Of course, the leftist boo-birds have taken to the Internet to decry the school board’s move as neanderthal and — wait for itRACIST.   hmm.  The Randolph County parent leading the charge against the Ellison book is named Kimiyutta Parson. ( I hate to stereotype BUT I’m willing to bet that this Parson person is NOT a White Anglo-Saxon Protestant.)

Defenders of the Ellison book and the reading list claim they were all strongly recommended by Dr.

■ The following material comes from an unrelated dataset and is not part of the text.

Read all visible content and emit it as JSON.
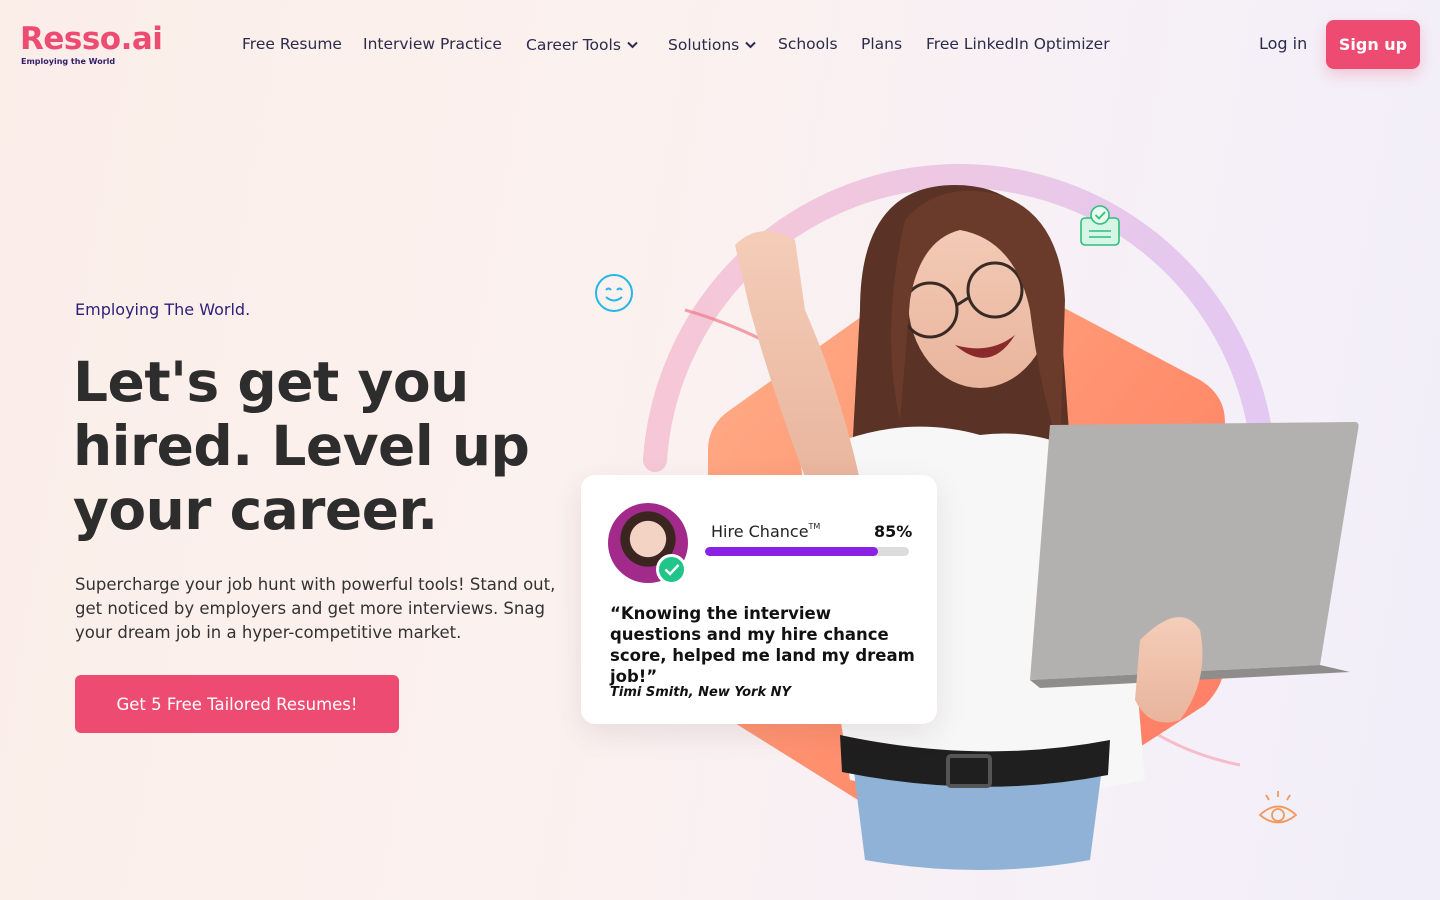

June and her team at NCDPI.  (*Can you say Common Core?*)

Noticeably absent from the list are works like:  Democracy In America, The Wealth of Nations, Common Sense, Animal Farm, 1984, Free To Choose, and Atlas Shrugged.  I’m not a big fan of censorship.  Neither am I a big fan of shoving ONE and ONLY ONE viewpoint down students’ throats.  How about more of that diversity stuff that lefties claim to love?

As I’ve mentioned before, I teach college courses at two area campuses.  I am regularly exposed to high school graduates who are unfamiliar with the works of Milton Friedman or Ayn Rand, and who seriously believe there is a “Right to Health Care,”  a “Right to an Education” and a “Right to Choose” spelled out in The U.S. Constitution. 

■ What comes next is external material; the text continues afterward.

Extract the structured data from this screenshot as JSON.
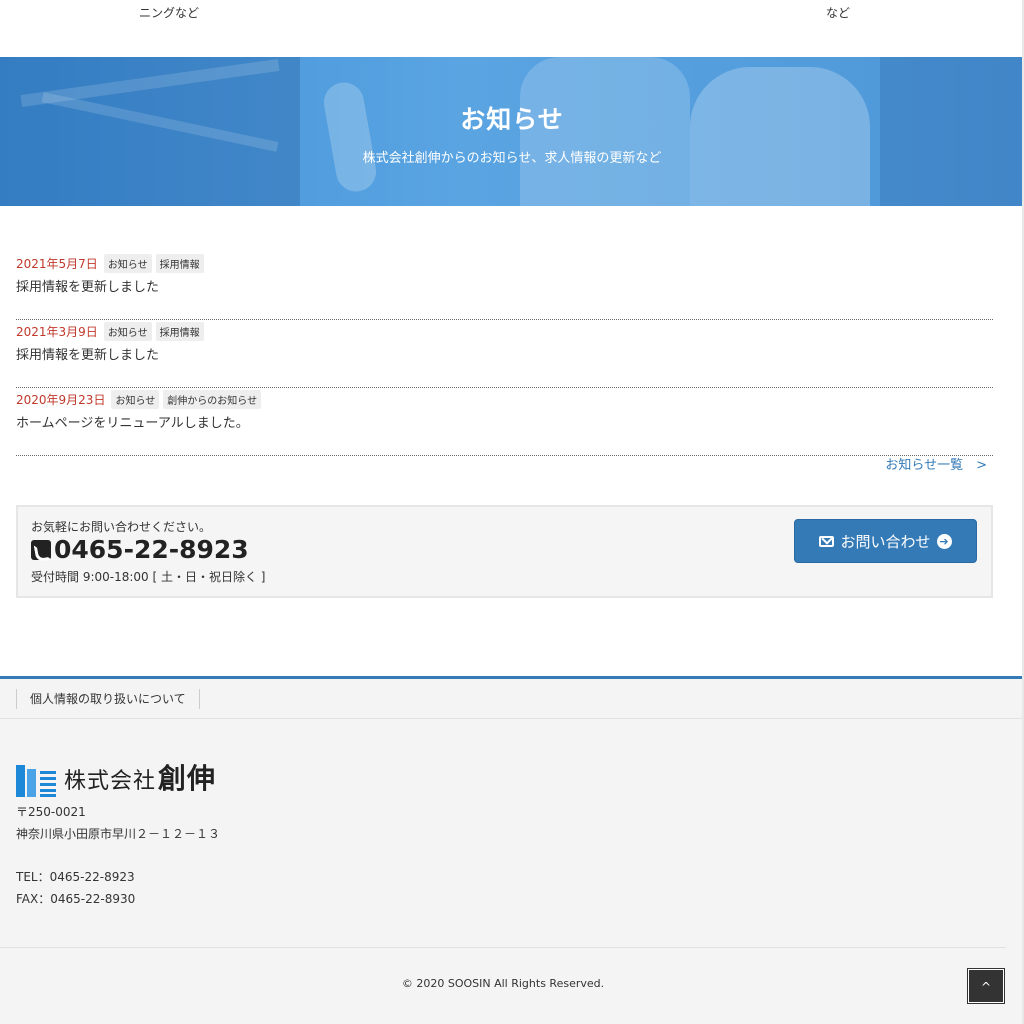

When I teach entrepreneurship, we discuss Atlas Shrugged — to highlight some of the challenges big government places on people trying to succeed on the basis of their hard work.  I have the students watch the movie (now movies) prior to the discussion.  Many of them — mostly ethnic minorities, by the way — have been inspired by the movie to go out and get Rand’s books and learn more about her and her philosophy.

Why does the education establishment spend so much time and energy to try and make students feel so bad about their country?  Why not go back to intensive studies of our founding documents, as well as the things that worked (and didn’t work) in American history?  Instead of bombarding them with white guilt, feminist rage, and Marxist class warfare, why not talk about the good that capitalism has done for our country and a lot of the world?  Why not talk about why people all over the world often risk life and limb to come to this country?

I’m for exposing students to all kinds of viewpoints.  Throw in a fair look at capitalism along with some American pride to go along with all of that leftism.